Research and Poster Information

Research Day/Poster Presentations

Attend the Electrifying Sunday Morning Research Day
8:00 am - 1:00 pm

On the calendar:
  1. 16 platform presentations on the most current research in Orthopaedic Manual Therapy

  2. A provocative presentation from Research day keynote speaker, Joel Bialosky, PT, PhD from the University of Florida: "Manual Therapy Responders: Is it all in their heads?"
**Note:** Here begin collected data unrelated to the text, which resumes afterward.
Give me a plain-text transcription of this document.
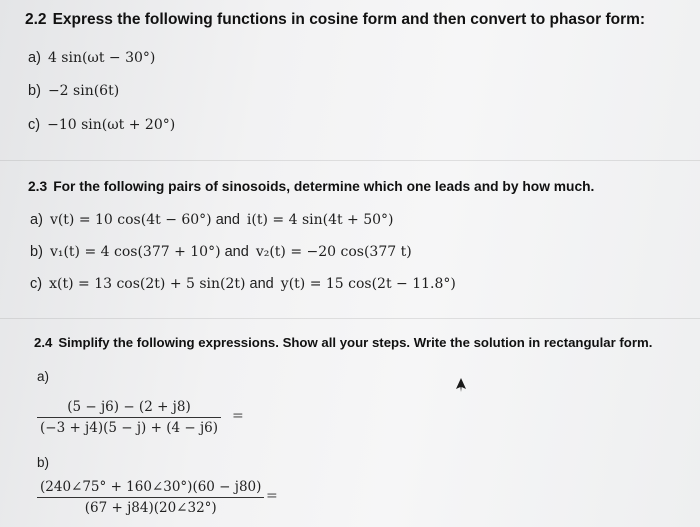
2.2 Express the following functions in cosine form and then convert to phasor form:
a) 4 sin(ωt − 30°)
b) −2 sin(6t)
c) −10 sin(ωt + 20°)
2.3 For the following pairs of sinosoids, determine which one leads and by how much.
a) v(t) = 10 cos(4t − 60°) and i(t) = 4 sin(4t + 50°)
b) v₁(t) = 4 cos(377 + 10°) and v₂(t) = −20 cos(377 t)
c) x(t) = 13 cos(2t) + 5 sin(2t) and y(t) = 15 cos(2t − 11.8°)
2.4 Simplify the following expressions. Show all your steps. Write the solution in rectangular form.
a)
(5 − j6) − (2 + j8)
(−3 + j4)(5 − j) + (4 − j6)
=
b)
(240∠75° + 160∠30°)(60 − j80)
(67 + j84)(20∠32°)
=
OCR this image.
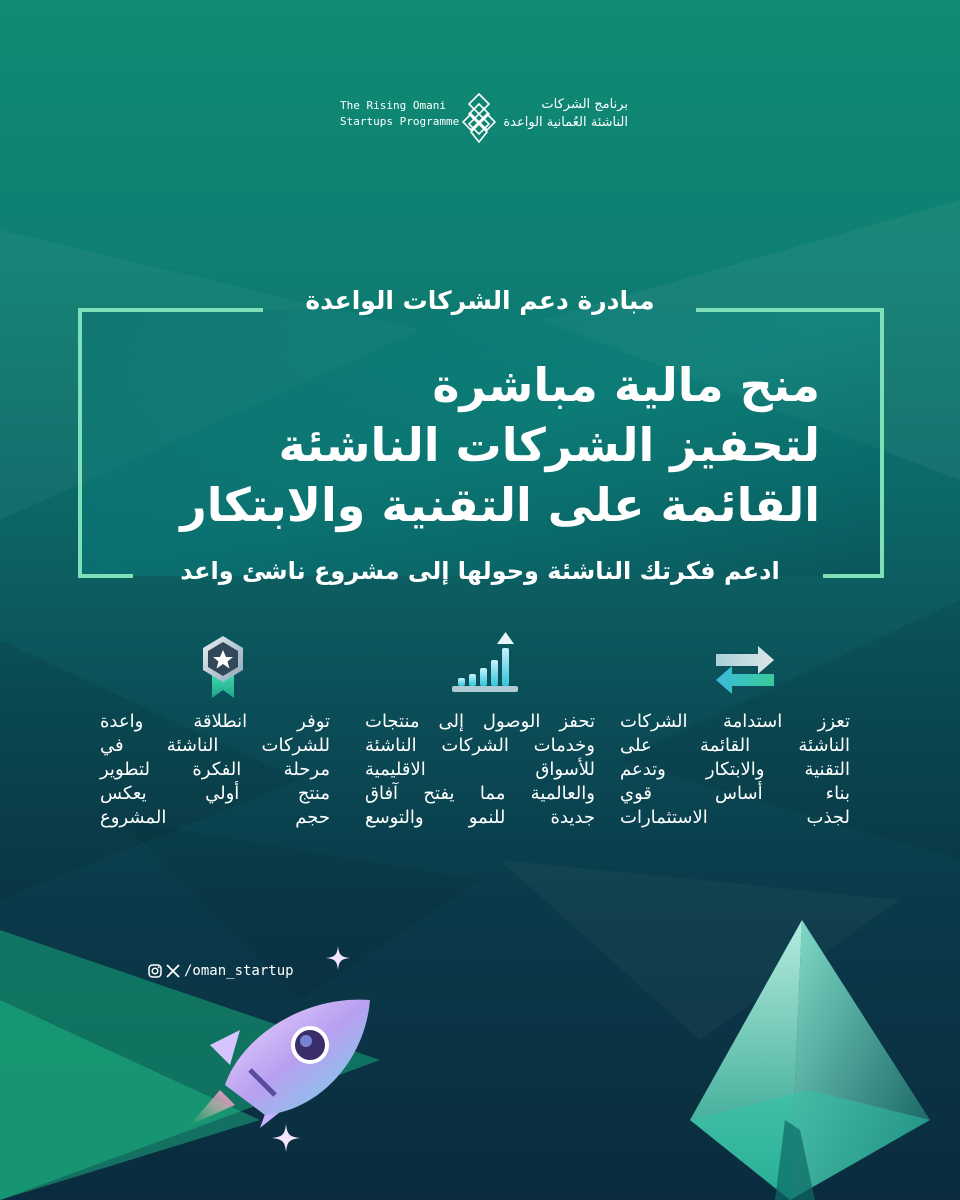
The Rising Omani
Startups Programme
برنامج الشركات
الناشئة العُمانية الواعدة
مبادرة دعم الشركات الواعدة
منح مالية مباشرة
لتحفيز الشركات الناشئة
القائمة على التقنية والابتكار
ادعم فكرتك الناشئة وحولها إلى مشروع ناشئ واعد
تعزز استدامة الشركات
الناشئة القائمة على
التقنية والابتكار وتدعم
بناء أساس قوي
لجذب الاستثمارات
تحفز الوصول إلى منتجات
وخدمات الشركات الناشئة
للأسواق الاقليمية
والعالمية مما يفتح آفاق
جديدة للنمو والتوسع
توفر انطلاقة واعدة
للشركات الناشئة في
مرحلة الفكرة لتطوير
منتج أولي يعكس
حجم المشروع
/oman_startup
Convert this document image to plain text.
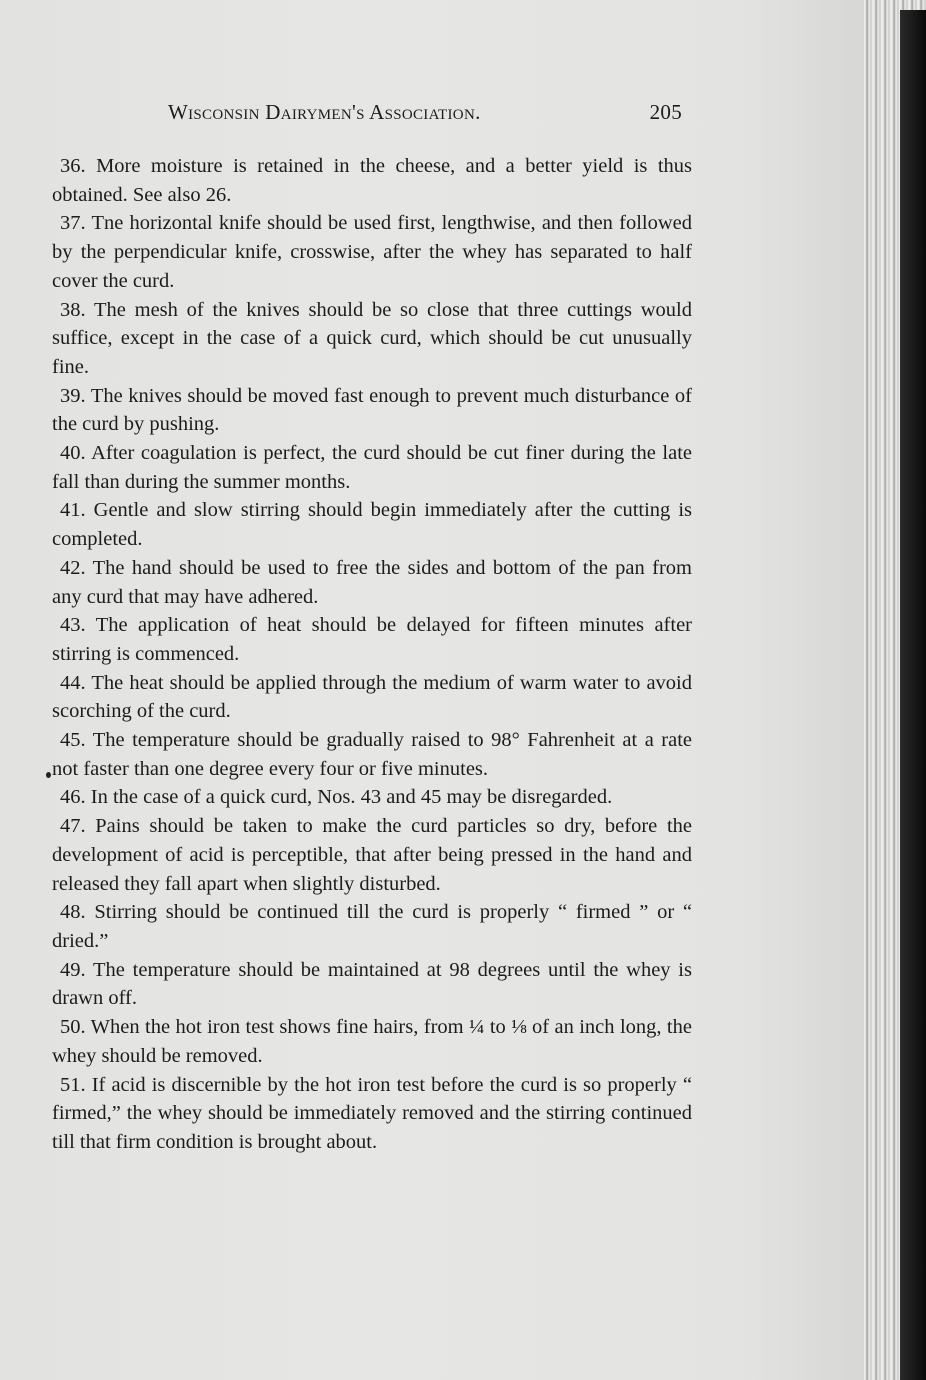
Wisconsin Dairymen's Association.	205

36. More moisture is retained in the cheese, and a better yield is thus obtained. See also 26.

37. Tne horizontal knife should be used first, lengthwise, and then followed by the perpendicular knife, crosswise, after the whey has separated to half cover the curd.

38. The mesh of the knives should be so close that three cuttings would suffice, except in the case of a quick curd, which should be cut unusually fine.

39. The knives should be moved fast enough to prevent much disturbance of the curd by pushing.

40. After coagulation is perfect, the curd should be cut finer during the late fall than during the summer months.

41. Gentle and slow stirring should begin immediately after the cutting is completed.

42. The hand should be used to free the sides and bottom of the pan from any curd that may have adhered.

43. The application of heat should be delayed for fifteen minutes after stirring is commenced.

44. The heat should be applied through the medium of warm water to avoid scorching of the curd.

45. The temperature should be gradually raised to 98° Fahrenheit at a rate not faster than one degree every four or five minutes.

46. In the case of a quick curd, Nos. 43 and 45 may be disregarded.

47. Pains should be taken to make the curd particles so dry, before the development of acid is perceptible, that after being pressed in the hand and released they fall apart when slightly disturbed.

48. Stirring should be continued till the curd is properly “ firmed ” or “ dried.”

49. The temperature should be maintained at 98 degrees until the whey is drawn off.

50. When the hot iron test shows fine hairs, from ¼ to ⅛ of an inch long, the whey should be removed.

51. If acid is discernible by the hot iron test before the curd is so properly “ firmed,” the whey should be immediately removed and the stirring continued till that firm condition is brought about.
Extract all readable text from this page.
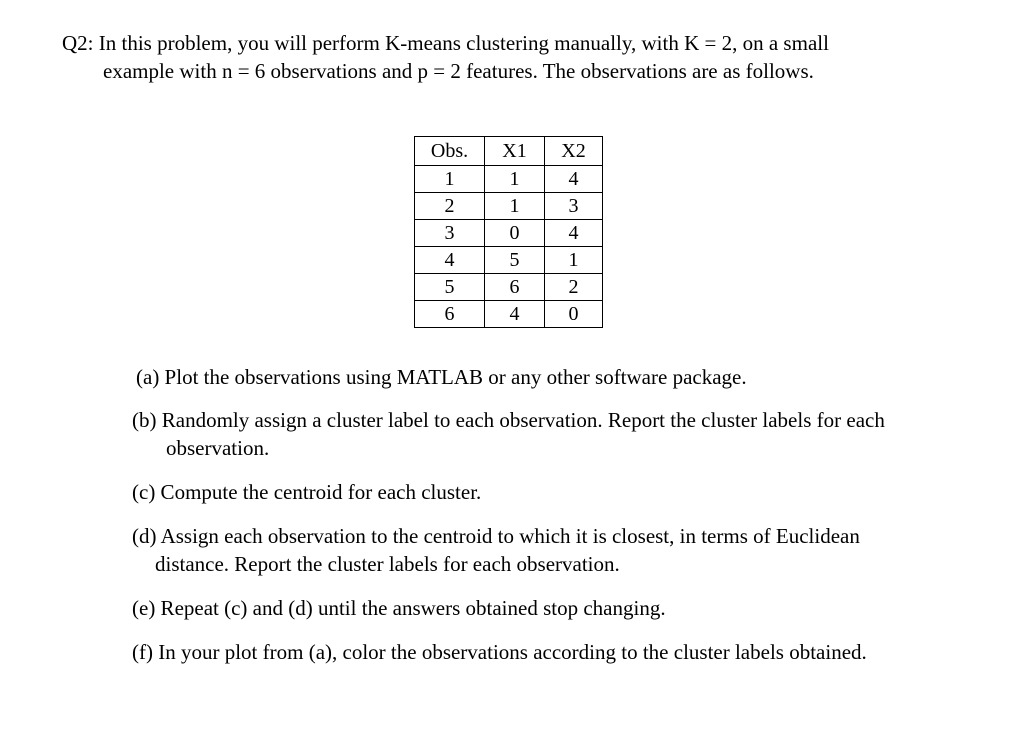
Q2: In this problem, you will perform K-means clustering manually, with K = 2, on a small
example with n = 6 observations and p = 2 features. The observations are as follows.
Obs.	X1	X2
1	1	4
2	1	3
3	0	4
4	5	1
5	6	2
6	4	0
(a) Plot the observations using MATLAB or any other software package.
(b) Randomly assign a cluster label to each observation. Report the cluster labels for each
observation.
(c) Compute the centroid for each cluster.
(d) Assign each observation to the centroid to which it is closest, in terms of Euclidean
distance. Report the cluster labels for each observation.
(e) Repeat (c) and (d) until the answers obtained stop changing.
(f) In your plot from (a), color the observations according to the cluster labels obtained.
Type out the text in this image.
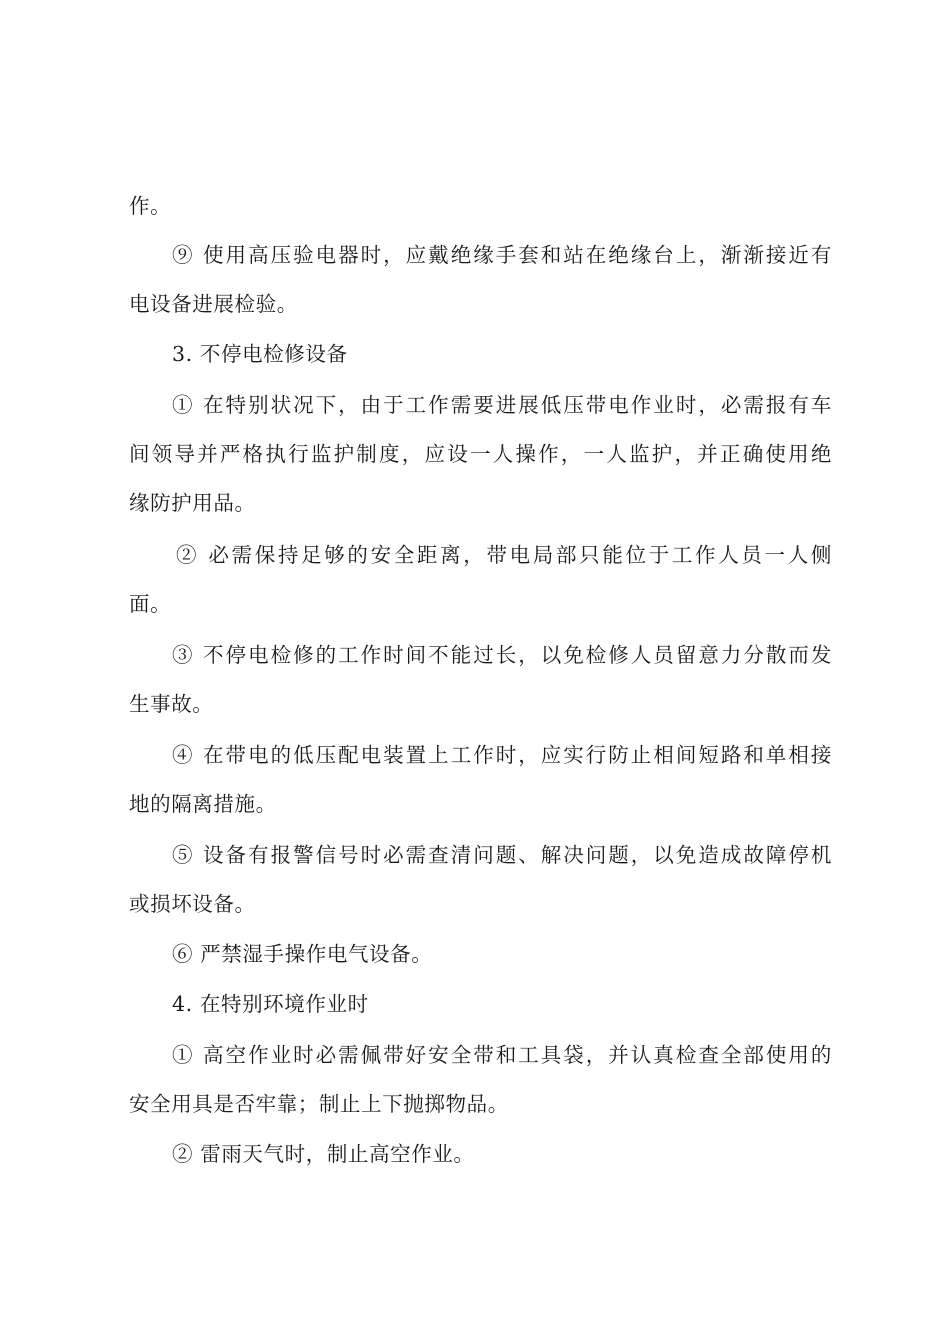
作。
⑨ 使用高压验电器时，应戴绝缘手套和站在绝缘台上，渐渐接近有
电设备进展检验。
3. 不停电检修设备
① 在特别状况下，由于工作需要进展低压带电作业时，必需报有车
间领导并严格执行监护制度，应设一人操作，一人监护，并正确使用绝
缘防护用品。
② 必需保持足够的安全距离，带电局部只能位于工作人员一人侧
面。
③ 不停电检修的工作时间不能过长，以免检修人员留意力分散而发
生事故。
④ 在带电的低压配电装置上工作时，应实行防止相间短路和单相接
地的隔离措施。
⑤ 设备有报警信号时必需查清问题、解决问题，以免造成故障停机
或损坏设备。
⑥ 严禁湿手操作电气设备。
4. 在特别环境作业时
① 高空作业时必需佩带好安全带和工具袋，并认真检查全部使用的
安全用具是否牢靠；制止上下抛掷物品。
② 雷雨天气时，制止高空作业。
  3. Time to meet with leaders of research in the field of Orthopedic Manual Therapy

Research Day Keynote Speaker

Joel Bialosky
Title: "Manual Therapy Responders: Is It All in Their Heads?"
High-velocity low-amplitude thrust manipulation (HVLA) is an effective intervention for select individuals experiencing musculoskeletal pain. Despite the apparent effectiveness, the corresponding mechanisms are not established. Clinical practice often implies a predominantly biomechanical mechanism with the assessment of joint position and mobility directing the application of specific techniques intended to correct noted dysfunction. In contrast, recent pain literature suggests a central nervous system contribution to chronic musculoskeletal pain conditions separate from the peripheral injury. Neurophysiological responses associated with HVLA suggest inhibition of pain may result from a novel stimulus to the nervous system regardless of a biomechanical dysfunction and independent of the specificity of the technique. Subsequently, while clinical practice continues to emphasize a specific biomechanical mechanism of HVLA, centrally mediated neurophysiological responses may provide a more valid mechanistic model upon which to base our clinical practice and further study these interventions.

Joel Bialosky, PT, PhD is a clinical assistant professor in the Department of Physical Therapy at the University of Florida. He is a board certified clinical specialist in orthopedics through the American Physical Therapy Association and a fellow in the American Academy of Orthopedic Manual Physical Therapists. Joel received a bachelor's degree in physical therapy from Ithaca College in 1990 and a master's degree in musculoskeletal physical therapy from the University of Pittsburgh in 1998. He graduated from the University of Florida with a PhD in Rehabilitation Science in 2008 with his research focused on potential mechanisms of manual therapy related to neuroplastic changes in pain and placebo.